Rather, let’s be concerned about how that slant can or should be allowed to affect the agency’s decision-making processes, its day-to-day operations, the fundamental fairness afforded to regulatees, and the service rendered to the public. Isn’t there some way that the system can be adjusted to assure that consensus exists among knowledgeable folks so that prospective policies enjoy real factual support and do reflect the public interest before those policies are etched in stone. While the Administrative Procedure Act is theoretically supposed to help along those lines, we can see from the report that that doesn’t always work.
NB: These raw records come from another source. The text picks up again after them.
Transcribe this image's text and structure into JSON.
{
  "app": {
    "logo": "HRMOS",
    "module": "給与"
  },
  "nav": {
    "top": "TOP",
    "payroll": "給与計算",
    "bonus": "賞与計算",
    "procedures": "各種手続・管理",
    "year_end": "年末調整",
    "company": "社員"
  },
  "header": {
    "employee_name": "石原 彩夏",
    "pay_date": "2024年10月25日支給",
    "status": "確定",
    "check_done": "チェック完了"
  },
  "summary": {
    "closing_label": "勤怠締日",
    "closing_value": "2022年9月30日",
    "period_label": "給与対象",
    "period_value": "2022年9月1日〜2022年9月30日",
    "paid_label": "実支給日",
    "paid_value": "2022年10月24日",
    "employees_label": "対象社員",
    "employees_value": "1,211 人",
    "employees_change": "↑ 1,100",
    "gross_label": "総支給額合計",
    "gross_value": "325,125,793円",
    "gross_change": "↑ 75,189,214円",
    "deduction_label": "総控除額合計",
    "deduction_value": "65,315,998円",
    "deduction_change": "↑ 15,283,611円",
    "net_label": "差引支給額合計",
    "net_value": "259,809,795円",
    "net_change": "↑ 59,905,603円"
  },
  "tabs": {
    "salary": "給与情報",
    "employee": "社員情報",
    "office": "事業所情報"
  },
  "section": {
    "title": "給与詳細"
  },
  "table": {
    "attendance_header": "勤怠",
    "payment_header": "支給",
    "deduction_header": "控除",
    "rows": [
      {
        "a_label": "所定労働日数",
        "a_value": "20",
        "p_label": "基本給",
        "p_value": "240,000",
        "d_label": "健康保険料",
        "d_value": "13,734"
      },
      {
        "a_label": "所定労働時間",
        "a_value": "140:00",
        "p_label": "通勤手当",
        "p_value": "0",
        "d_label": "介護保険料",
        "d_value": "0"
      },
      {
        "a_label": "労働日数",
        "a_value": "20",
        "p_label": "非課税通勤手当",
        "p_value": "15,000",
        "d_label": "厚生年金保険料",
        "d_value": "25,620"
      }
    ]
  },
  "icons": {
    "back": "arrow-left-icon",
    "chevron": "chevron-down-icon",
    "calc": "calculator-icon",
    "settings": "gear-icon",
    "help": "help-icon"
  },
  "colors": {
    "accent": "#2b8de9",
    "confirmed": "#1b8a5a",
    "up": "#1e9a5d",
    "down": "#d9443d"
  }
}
The “knowledgeable folks” involved in the decision-making process should include the working stiffs in the Commission’s various bureaus, the people who have experience in how the system operates. This is not to say that the system should not or cannot be changed – it merely recognizes that people who have actually had to implement policies for extensive periods probably have some reasonable insight into the operation of those policies, insight which is not necessarily held by the occasional political appointee with little or no previous hands-on experience in the area. The views of people with experience should be sought out, not stomped on, regardless of the final result.

And by the way, where is it written that the Eighth Floor should be reserved for politicians and friends of politicians, people who have virtually no actual experience in the industries which the Commission regulates? Yes, the appointment process is political in nature, but that doesn’t mean that the only, or the best, candidates will be Washington-based politicos. Wouldn’t it make sense to include on the Commission at least some individuals who have had actual experience in providing service to the public and competing in the industries subject to the FCC’s control?

And while we’re at it, how about going back to the notion that each Commissioner’s office should include an engineer to advise that Commissioner on technical matters – just like the old days? If that means whacking, say, a lawyer from each Commissioner’s staff, well, it’s hard to believe that one lawyer would really be missed.

These are the types of questions which the report raises and which should be answered sooner rather than later. Unfortunately, having taken its shots at the soon-to-exit Martin, the Committee will likely see its job as done, leaving us with nothing more than this unhappy postcard showing the sausage factory in operation. The American public and the full range of industries under the FCC’s regulatory control deserve more.